The way this would work, in practice, is that we get to write our code first, thinking only about the data and the shapes. Once it's all working, then type annotations can be added to lock things down. So we get this kind of two-phase programming cycle, one with quick iterations and one with more rigor.

Where immer comes in is that I'm using it to back the run-time's data structures. In my code example above, I referenced object, which is my recursive dynamically typed object which can be a string, integer, real, vector, map, set, keyword, function, etc. object is a tagged union of sorts, but much more specialized than std::variant or boost::variant.

You can see the code for object here, though it's in rough shape. I'm in the middle of the third jank rewrite over the past several years. Each time gets better and applies all the learnings I've had in that time. jank was originally written in C++, then in Clojure (when I didn't know Clojure at all), and now rewritten in Clojure after having worked in Clojure for a handful of years.

I'm add an odd intersection of people who have a systems programming background who're also impassioned by what Clojure brings to the table. Thanks for asking. :)

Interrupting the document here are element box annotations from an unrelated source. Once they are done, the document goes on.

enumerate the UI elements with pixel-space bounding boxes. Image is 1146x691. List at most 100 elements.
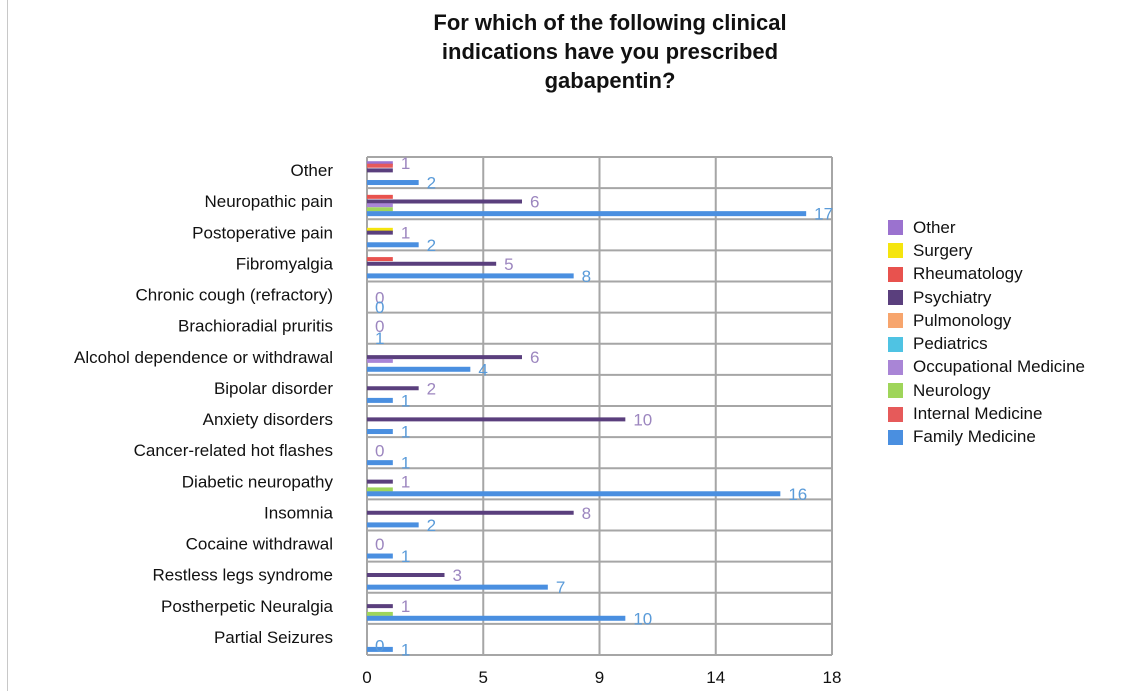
data-label: 1 [401, 454, 410, 473]
bar-psychiatry-insomnia [367, 510, 574, 515]
category-label-cocaine-withdrawal: Cocaine withdrawal [186, 535, 333, 554]
data-label: 0 [375, 442, 384, 461]
legend-label: Other [913, 217, 956, 237]
left-border-rule [7, 0, 8, 691]
legend-swatch [888, 220, 903, 236]
bar-family-medicine-postoperative-pain [367, 242, 419, 248]
chart-title: For which of the following clinical indi… [360, 8, 860, 95]
bar-family-medicine-cocaine-withdrawal [367, 553, 393, 559]
chart-legend: Other Surgery Rheumatology Psychiatry Pulmon… [888, 216, 1085, 449]
data-label: 1 [401, 547, 410, 566]
bar-family-medicine-insomnia [367, 522, 419, 528]
chart-title-line-1: For which of the following clinical [433, 10, 787, 35]
legend-item-other: Other [888, 216, 1085, 239]
category-label-fibromyalgia: Fibromyalgia [236, 254, 334, 273]
category-label-diabetic-neuropathy: Diabetic neuropathy [182, 472, 334, 491]
legend-swatch [888, 313, 903, 329]
data-label: 2 [427, 516, 436, 535]
bar-family-medicine-partial-seizures [367, 646, 393, 652]
legend-swatch [888, 290, 903, 306]
bar-neurology-postherpetic-neuralgia [367, 611, 393, 616]
data-label: 2 [427, 236, 436, 255]
bar-psychiatry-neuropathic-pain [367, 199, 522, 204]
legend-swatch [888, 383, 903, 399]
legend-item-internal-medicine: Internal Medicine [888, 402, 1085, 425]
data-label: 3 [453, 566, 462, 585]
data-label: 5 [504, 255, 513, 274]
data-label: 0 [375, 298, 384, 317]
data-label: 10 [633, 609, 652, 628]
data-label: 4 [478, 360, 487, 379]
legend-item-rheumatology: Rheumatology [888, 263, 1085, 286]
data-label: 1 [401, 224, 410, 243]
category-label-postherpetic-neuralgia: Postherpetic Neuralgia [161, 597, 334, 616]
data-label: 0 [375, 637, 384, 656]
bar-family-medicine-bipolar-disorder [367, 397, 393, 403]
legend-label: Pulmonology [913, 310, 1012, 330]
category-label-cancer-related-hot-flashes: Cancer-related hot flashes [134, 441, 333, 460]
data-label: 1 [401, 391, 410, 410]
bar-rheumatology-fibromyalgia [367, 257, 393, 262]
data-label: 17 [814, 205, 833, 224]
category-label-alcohol-dependence-or-withdrawal: Alcohol dependence or withdrawal [74, 348, 333, 367]
legend-label: Occupational Medicine [913, 357, 1085, 377]
bar-rheumatology-neuropathic-pain [367, 194, 393, 199]
bar-neurology-neuropathic-pain [367, 207, 393, 212]
category-label-anxiety-disorders: Anxiety disorders [203, 410, 333, 429]
x-tick-label: 14 [706, 668, 725, 687]
x-tick-label: 9 [595, 668, 604, 687]
legend-label: Surgery [913, 240, 973, 260]
bar-psychiatry-postoperative-pain [367, 230, 393, 235]
data-label: 10 [633, 410, 652, 429]
data-label: 1 [401, 597, 410, 616]
bar-family-medicine-neuropathic-pain [367, 211, 807, 217]
category-label-restless-legs-syndrome: Restless legs syndrome [153, 566, 333, 585]
legend-item-neurology: Neurology [888, 379, 1085, 402]
legend-label: Pediatrics [913, 334, 988, 354]
data-label: 0 [375, 289, 384, 308]
bar-psychiatry-restless-legs-syndrome [367, 573, 445, 578]
data-label: 8 [582, 267, 591, 286]
legend-label: Family Medicine [913, 427, 1036, 447]
bar-family-medicine-cancer-related-hot-flashes [367, 460, 393, 466]
category-label-chronic-cough-refractory: Chronic cough (refractory) [136, 286, 333, 305]
data-label: 8 [582, 504, 591, 523]
data-label: 2 [427, 379, 436, 398]
data-label: 16 [788, 485, 807, 504]
legend-item-psychiatry: Psychiatry [888, 286, 1085, 309]
bar-psychiatry-other [367, 168, 393, 173]
data-label: 6 [530, 348, 539, 367]
legend-swatch [888, 266, 903, 282]
category-label-other: Other [290, 161, 333, 180]
data-label: 1 [401, 154, 410, 173]
bar-occupational-medicine-alcohol-dependence-or-withdrawal [367, 358, 393, 363]
bar-family-medicine-alcohol-dependence-or-withdrawal [367, 366, 471, 372]
category-label-brachioradial-pruritis: Brachioradial pruritis [178, 317, 333, 336]
legend-swatch [888, 336, 903, 352]
bar-psychiatry-postherpetic-neuralgia [367, 604, 393, 609]
bar-family-medicine-diabetic-neuropathy [367, 491, 781, 497]
category-label-partial-seizures: Partial Seizures [214, 628, 333, 647]
data-label: 6 [530, 193, 539, 212]
legend-item-surgery: Surgery [888, 239, 1085, 262]
data-label: 1 [401, 423, 410, 442]
bar-family-medicine-postherpetic-neuralgia [367, 615, 626, 621]
x-tick-label: 5 [479, 668, 488, 687]
data-label: 7 [556, 578, 565, 597]
legend-swatch [888, 359, 903, 375]
legend-label: Internal Medicine [913, 404, 1043, 424]
bar-family-medicine-fibromyalgia [367, 273, 574, 279]
legend-swatch [888, 429, 903, 445]
bar-family-medicine-restless-legs-syndrome [367, 584, 548, 590]
data-label: 2 [427, 174, 436, 193]
chart-title-line-2: indications have you prescribed [441, 39, 779, 64]
chart-title-line-3: gabapentin? [544, 68, 676, 93]
data-label: 0 [375, 317, 384, 336]
legend-item-family-medicine: Family Medicine [888, 426, 1085, 449]
legend-swatch [888, 243, 903, 259]
legend-label: Neurology [913, 380, 991, 400]
data-label: 1 [401, 473, 410, 492]
bar-psychiatry-fibromyalgia [367, 261, 497, 266]
legend-swatch [888, 406, 903, 422]
category-label-neuropathic-pain: Neuropathic pain [204, 192, 333, 211]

arximboldi commented 3 years ago

Nice! That niche of systems programmers that dig Clojure :heart:

As you can imagine, my experience with Clojure was my motivation to write this library. In fact, I think that it's choice of default data-structures is Clojure's biggest contribution and what really allowed shaping "value-oriented design" as a paradigm (I'd argue that even code in Haskell and other lisps used to not be "value-oriented" in the way that Clojure's is... this days the landscape is more mixed).

I see that you are using the default memory policy in your code. I think that this could be an area of experimentation down the line. You could maybe try using LibGC.

I'll follow your project, it sounds quite interesting and something that definitelly could be useful for me if it becomes somewhat stable.

This summer I wanna book some time to some focused work on Immer again. Finally implement map transients and maybe some forms of diffing and ordered collections... Let's see.

jeaye commented 3 years ago

As you can imagine, my experience with Clojure was my motivation to write this library.

I did imagine so; we very much share the same overlap, but you made a great lib out of it.

I see that you are using the default memory policy in your code. I think that this could be an area of experimentation down the line. You could maybe try using LibGC.

Thanks for this suggestion. Right now, performance with my run-time is abysmal, so this may help. Profiling with perf + flamegraph shows that the majority of the time (in a simple ray tracer) is spent:

  1. Creating immer maps
  2. Getting data out of maps
  3. Hashing data for immer map lookups

Half of the problem is that my object is a stack-allocated tagged union. If I have a object const &o parameter and I need to pull a key from it, I have to copy, since I don't know its lifetime. So every (get m k) copies the value out of m, which is not cheap. I've tried lifting everything to use object_ptr, which is a shared_ptr<object>, to remove the copying problem, but that slowed things down even more, since now everything from numbers to seqs needs another heap allocation.

The problem with compiling to C++ is inheriting the static typing, since I'm currently compiling dynamically typed code to a statically typed lang. This makes it harder to, for example, have numbers not be boxed in object and to allow some things to be object and others object_ptr. Even with the template metaprogramming I'm already doing, that type juggling would be tough to swallow, not to mention what it'd do to the binary size.

This summer I wanna book some time to some focused work on Immer again. Finally implement map transients and maybe some forms of diffing and ordered collections... Let's see.

Please do! One thing that might be worth considering is lazy seqs in immer. Or maybe that'd just be useful for me and nobody else. 😁

absassi commented 2 years ago

Hi @arximboldi, this issue is still present in array and array_transient. It would be nice to have that fixed too (although it doesn't affect my code anymore, as I was actually using array where I should have been using vector).